«Сибирь необычайно роднит с собою», – в один голос писали узники Ледяной страны, испытывая к этой земле не слепую ненависть, а любовь. Удивительное время и удивительные люди. Они были из тех, кто не стонал, не жаловался, а налегал на весла.
А какими они являли себя педагогами и воспитателями! Крылов вспомнил о Михаиле Андреевиче Зензинове (о нем рассказывал ему Николай Мартьянов). Зензинов умер в Нерчинске в 1873 году. Этого человека в ботаническом мире знали многие. Малограмотный купец, он достиг высот просвещенности с помощью декабристов. Он был их учеником – и это оставило след на всю его жизнь. Зензинов прекрасно знал забайкальскую Сибирь, увлекался ботаникой, медициной. Переписывался со многими российскими и зарубежными естествоиспытателями, посылал им семена даурской флоры. У себя в Нерчинске Зензинов создавал ботаническое заведение, в котором росли дыни, арбузы и… ананасы. И что самое любопытное, помогал декабристу Завалишину выращивать ананасы в Чите!

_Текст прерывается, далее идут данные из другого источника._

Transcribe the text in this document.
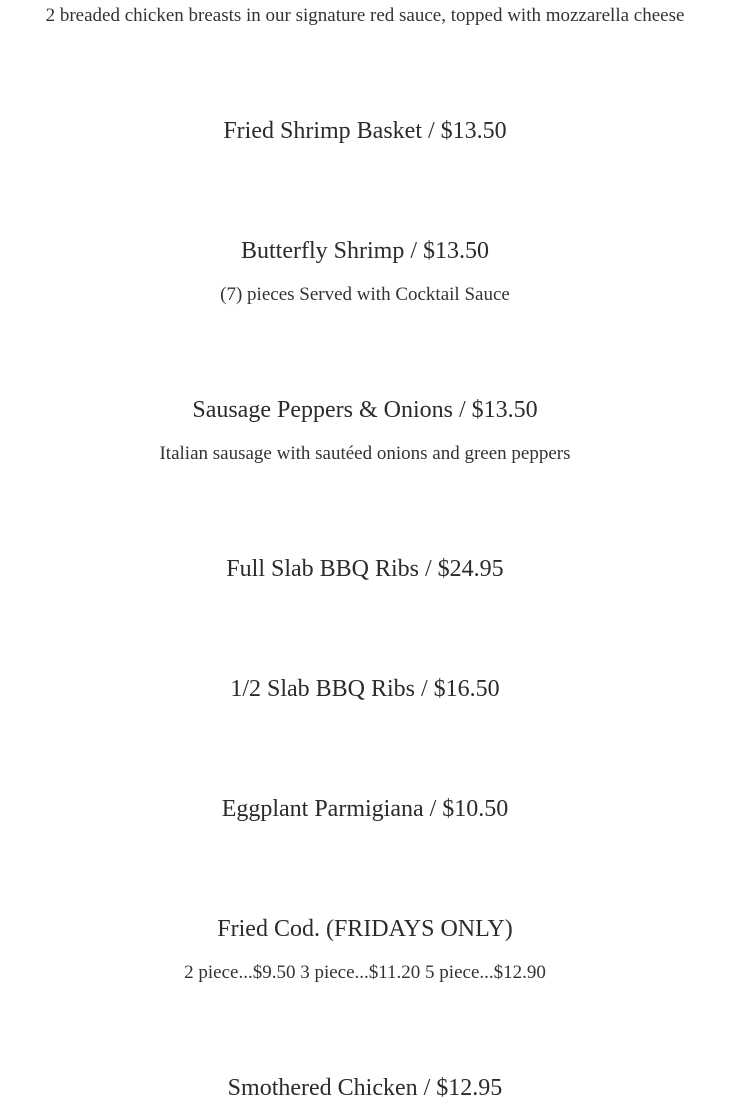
2 breaded chicken breasts in our signature red sauce, topped with mozzarella cheese
Fried Shrimp Basket / $13.50
Butterfly Shrimp / $13.50
(7) pieces Served with Cocktail Sauce
Sausage Peppers & Onions / $13.50
Italian sausage with sautéed onions and green peppers
Full Slab BBQ Ribs / $24.95
1/2 Slab BBQ Ribs / $16.50
Eggplant Parmigiana / $10.50
Fried Cod. (FRIDAYS ONLY)
2 piece...$9.50 3 piece...$11.20 5 piece...$12.90
Smothered Chicken / $12.95
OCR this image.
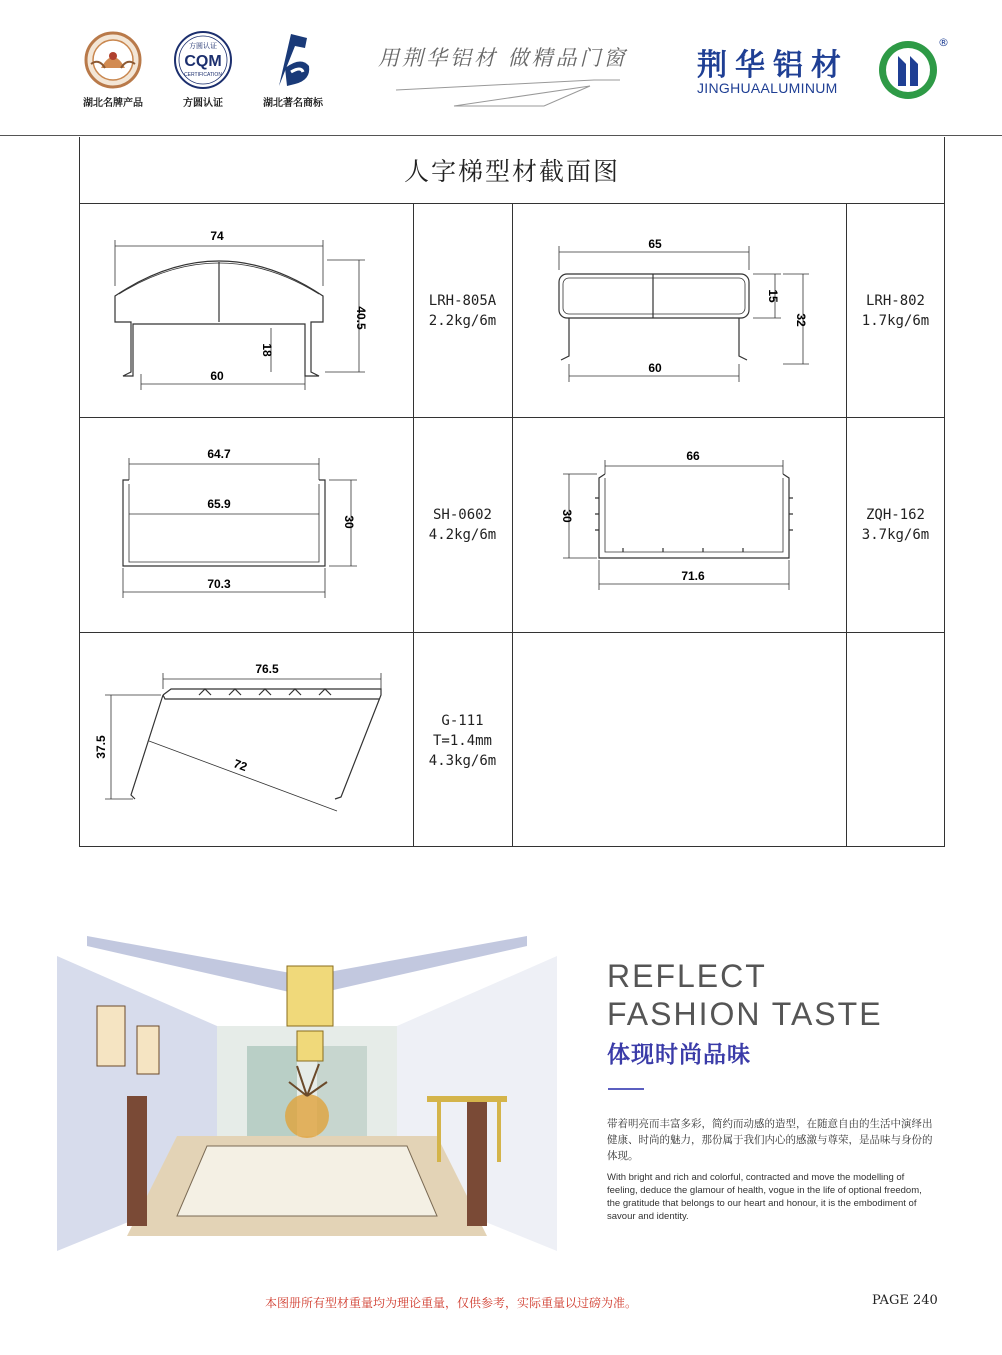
湖北名牌产品
方圆认证
CQM
CERTIFICATION
方圆认证	湖北著名商标
用荆华铝材 做精品门窗 荆华铝材
JINGHUAALUMINUM
®
人字梯型材截面图
74
40.5
18
60
LRH-805A
2.2kg/6m
65
15
32
60
LRH-802
1.7kg/6m
64.7
65.9
30
70.3
SH-0602
4.2kg/6m
66
30
71.6
ZQH-162
3.7kg/6m
76.5
37.5
72
G-111
T=1.4mm
4.3kg/6m
REFLECT
FASHION TASTE
体现时尚品味
带着明亮而丰富多彩，简约而动感的造型，在随意自由的生活中演绎出健康、时尚的魅力，那份属于我们内心的感激与尊荣，是品味与身份的体现。
With bright and rich and colorful, contracted and move the modelling of feeling, deduce the glamour of health, vogue in the life of optional freedom, the gratitude that belongs to our heart and honour, it is the embodiment of savour and identity.
本图册所有型材重量均为理论重量，仅供参考，实际重量以过磅为准。	PAGE 240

Дал бы господь несколько жизней – Зензинов всю Сибирь покрыл бы ананасниками! Так верил он в могущество человеческих рук…
Крылов долго сидел на верхней скамеечке недалеко от последнего приюта невольных сибиряков, аристократов, чья судьба вошла в самое сердце русского народа.
Работать, работать, работать… Уж коли они, с кандалами, были великими тружениками, ему – с вольными-то руками! – сам Бог велел служить Отчизне втройне…
Стыд, кто бессмысленно тужит,
Листья зашепчут – он нем.
Слава, кто истине служит,
Истине жертвует всем!
Поздно глаза мы открыли,
Дружно на труд поспешим…
Мертвые в мире почили,
Дело настало живым.
Странное дело – песня звучала в нем так отчетливо, явственно, будто кто-то другой, посторонний, талантливый и молодой, пел вместо него.
Рыхлая почва готова,
Сейте, покуда весна:
Доброго дела и слова
Не пропадут семена.
Где мы и как их добыли —
Внукам отчет отдадим.
Мертвые в мире почили,
Дело настало живым.
Он так и пошел с Завального – взволнованный, ощущая ритмичное вздымание в душе стихотворных волн.
И – едва не споткнулся о стеклянные глаза городового.
С подозрительностью и вниманием, достойными лучшего применения, тобольский страж порядка оглядел незнакомца и потребовал паспорт.
Настроение Крылова померкло. Песня перестала звучать.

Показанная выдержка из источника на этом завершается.